Analysis: Learning to Speak Up, Rule by Rape, The Shame of “Honor”: Chapters 3–5
Kristof and WuDunn argue that the first step in women’s empowerment occurs when a woman summons the courage to speak up and demand that abuse be punished. Fearlessly speaking out is also a step toward gender equality, as men have generally enjoyed the right to speak their minds. Until women find their voice of protest, the authors suggest, subjugation will persist. In part because she spoke up, Mukhtar Mai overcame the oppression of gang rape to re-create herself as a global leader in the fight for women’s rights, gender equality, and education and training for girls.
Education is at the core of motivating women to fearless outspokenness. Usha Narayane was college educated, and it’s likely that her outspoken confrontation with Akku Yadav arose partly because she learned to express herself in school. Yadav is emblematic of the impunity with which men in many developing countries use brutality to oppress and control the women in poor communities. His physical violence is extreme, but it’s certainly not unknown as a widespread means of oppressing women.

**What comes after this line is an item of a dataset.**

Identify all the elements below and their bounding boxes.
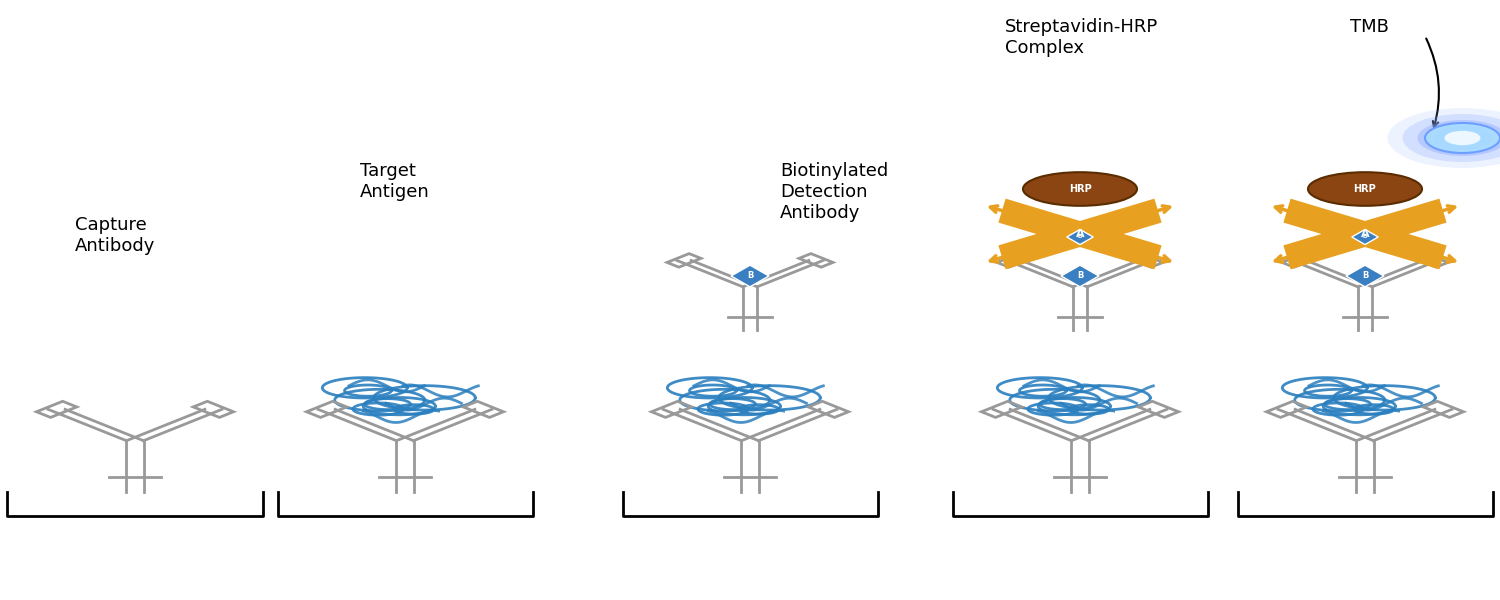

Social entrepreneurs invest in local women leaders, which leads to women’s empowerment. Mukhtar Mai became a locus of social entrepreneurship to create educational and employment opportunities for women in rural Pakistan. Although the Pakistani government erected bureaucratic barriers to her activism, especially abroad, she overcame these barriers to pursue her work to create gender equality in her country. In the United States, she spoke of the geographical barrier to gender equality that is created when women’s rights organizations donate funds only to large cities, when the greatest need is in rural communities. Mukhtar experienced class prejudice as a barrier to her work for gender equality. Upper-class Pakistanis demeaned her as a mere peasant who was, by virtue of her lowly social rank, unworthy of respect or support.

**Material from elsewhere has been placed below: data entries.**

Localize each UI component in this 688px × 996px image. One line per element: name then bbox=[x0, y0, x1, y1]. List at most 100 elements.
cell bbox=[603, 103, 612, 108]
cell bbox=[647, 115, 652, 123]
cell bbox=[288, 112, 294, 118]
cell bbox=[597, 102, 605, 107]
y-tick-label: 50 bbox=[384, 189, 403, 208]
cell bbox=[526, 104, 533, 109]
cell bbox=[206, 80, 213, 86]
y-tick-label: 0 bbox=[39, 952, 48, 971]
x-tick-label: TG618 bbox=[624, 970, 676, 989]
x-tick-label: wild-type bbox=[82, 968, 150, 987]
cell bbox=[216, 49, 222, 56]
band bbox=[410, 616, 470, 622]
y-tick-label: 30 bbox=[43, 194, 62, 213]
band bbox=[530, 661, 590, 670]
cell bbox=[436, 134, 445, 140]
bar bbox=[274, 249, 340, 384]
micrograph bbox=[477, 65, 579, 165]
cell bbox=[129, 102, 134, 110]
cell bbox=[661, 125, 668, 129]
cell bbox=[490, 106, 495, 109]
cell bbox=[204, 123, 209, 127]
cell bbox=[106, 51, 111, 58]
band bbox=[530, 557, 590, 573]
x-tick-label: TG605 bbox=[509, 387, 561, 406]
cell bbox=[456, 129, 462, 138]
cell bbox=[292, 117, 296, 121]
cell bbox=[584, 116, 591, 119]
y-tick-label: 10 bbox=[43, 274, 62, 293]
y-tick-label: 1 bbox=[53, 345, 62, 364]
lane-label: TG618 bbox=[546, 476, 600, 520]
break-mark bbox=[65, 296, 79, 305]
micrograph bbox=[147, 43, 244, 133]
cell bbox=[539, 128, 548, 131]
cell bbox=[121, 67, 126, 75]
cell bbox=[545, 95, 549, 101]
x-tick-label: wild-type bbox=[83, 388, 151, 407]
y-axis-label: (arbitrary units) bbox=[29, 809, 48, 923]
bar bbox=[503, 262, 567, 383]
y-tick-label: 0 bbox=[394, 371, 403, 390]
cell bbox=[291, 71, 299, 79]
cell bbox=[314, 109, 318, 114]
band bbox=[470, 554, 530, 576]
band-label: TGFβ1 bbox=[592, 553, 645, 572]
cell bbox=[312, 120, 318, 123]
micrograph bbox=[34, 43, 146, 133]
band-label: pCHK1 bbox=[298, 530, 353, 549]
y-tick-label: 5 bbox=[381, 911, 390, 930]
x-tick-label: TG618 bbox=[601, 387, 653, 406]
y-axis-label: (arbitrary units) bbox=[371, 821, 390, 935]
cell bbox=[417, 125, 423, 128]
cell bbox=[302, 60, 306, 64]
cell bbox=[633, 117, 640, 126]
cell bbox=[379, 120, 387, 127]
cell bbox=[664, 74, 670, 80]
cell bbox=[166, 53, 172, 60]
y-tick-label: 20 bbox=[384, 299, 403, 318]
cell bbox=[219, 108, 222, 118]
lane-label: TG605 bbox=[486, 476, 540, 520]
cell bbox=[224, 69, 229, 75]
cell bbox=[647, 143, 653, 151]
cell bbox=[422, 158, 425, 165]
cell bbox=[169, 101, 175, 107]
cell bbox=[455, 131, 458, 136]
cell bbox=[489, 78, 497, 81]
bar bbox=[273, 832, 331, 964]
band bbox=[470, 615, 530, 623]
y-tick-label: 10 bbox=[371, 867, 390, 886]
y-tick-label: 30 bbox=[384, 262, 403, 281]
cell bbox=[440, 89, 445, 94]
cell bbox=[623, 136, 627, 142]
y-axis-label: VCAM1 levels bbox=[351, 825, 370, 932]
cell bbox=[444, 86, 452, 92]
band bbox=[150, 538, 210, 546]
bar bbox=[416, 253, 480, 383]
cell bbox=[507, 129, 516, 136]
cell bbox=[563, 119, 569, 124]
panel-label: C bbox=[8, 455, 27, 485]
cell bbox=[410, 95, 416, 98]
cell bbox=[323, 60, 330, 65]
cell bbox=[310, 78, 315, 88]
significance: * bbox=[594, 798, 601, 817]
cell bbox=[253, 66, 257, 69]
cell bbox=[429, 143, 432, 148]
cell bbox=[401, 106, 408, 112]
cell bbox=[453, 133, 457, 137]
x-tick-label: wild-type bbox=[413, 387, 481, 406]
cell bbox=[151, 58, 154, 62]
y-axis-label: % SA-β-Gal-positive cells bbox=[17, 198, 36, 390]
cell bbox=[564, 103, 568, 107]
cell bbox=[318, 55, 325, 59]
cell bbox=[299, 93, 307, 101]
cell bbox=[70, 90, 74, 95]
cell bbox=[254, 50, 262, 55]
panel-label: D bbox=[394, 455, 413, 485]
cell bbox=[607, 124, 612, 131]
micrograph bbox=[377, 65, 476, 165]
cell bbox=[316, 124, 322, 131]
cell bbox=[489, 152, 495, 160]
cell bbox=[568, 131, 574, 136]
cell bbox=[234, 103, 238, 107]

Police corruption and complicity in the abuse of women is another significant barrier to the achievement of gender equality. When Usha reports Yadav’s atrocities to the police, they simply inform him of her betrayal of his authority, leaving Usha open to Yadav’s violent retribution. In several other accounts collected in Half the Sky,police turn a blind eye to incidents of rape or gang rape. Moreover, under some circumstances, entire communities accept rape as legitimate. The abduction and rape experienced by Woineshet Zebene, for example, is a traditional and socially acceptable way to acquire a bride in parts of Ethiopia. Woineshet used her voice to demand self-respect by refusing to marry her rapist; she had the courage to upend tradition by refusing to submit to it. She empowered herself as well as other women when, by her committed action, she got the law changed.
Women’s complicity in the devaluation of girls exacerbates the problem of gender equality and makes it harder to overcome. When women as well as men devalue girls, they (perhaps unwillingly or unwittingly) promote a vicious cycle. What’s more, in countries that condone “honor killings,” girls are oppressed on a mere suspicion of improper behavior, while the boys involved are considered blameless. This is a pernicious form of gender inequality that is deeply ingrained and difficult to uproot.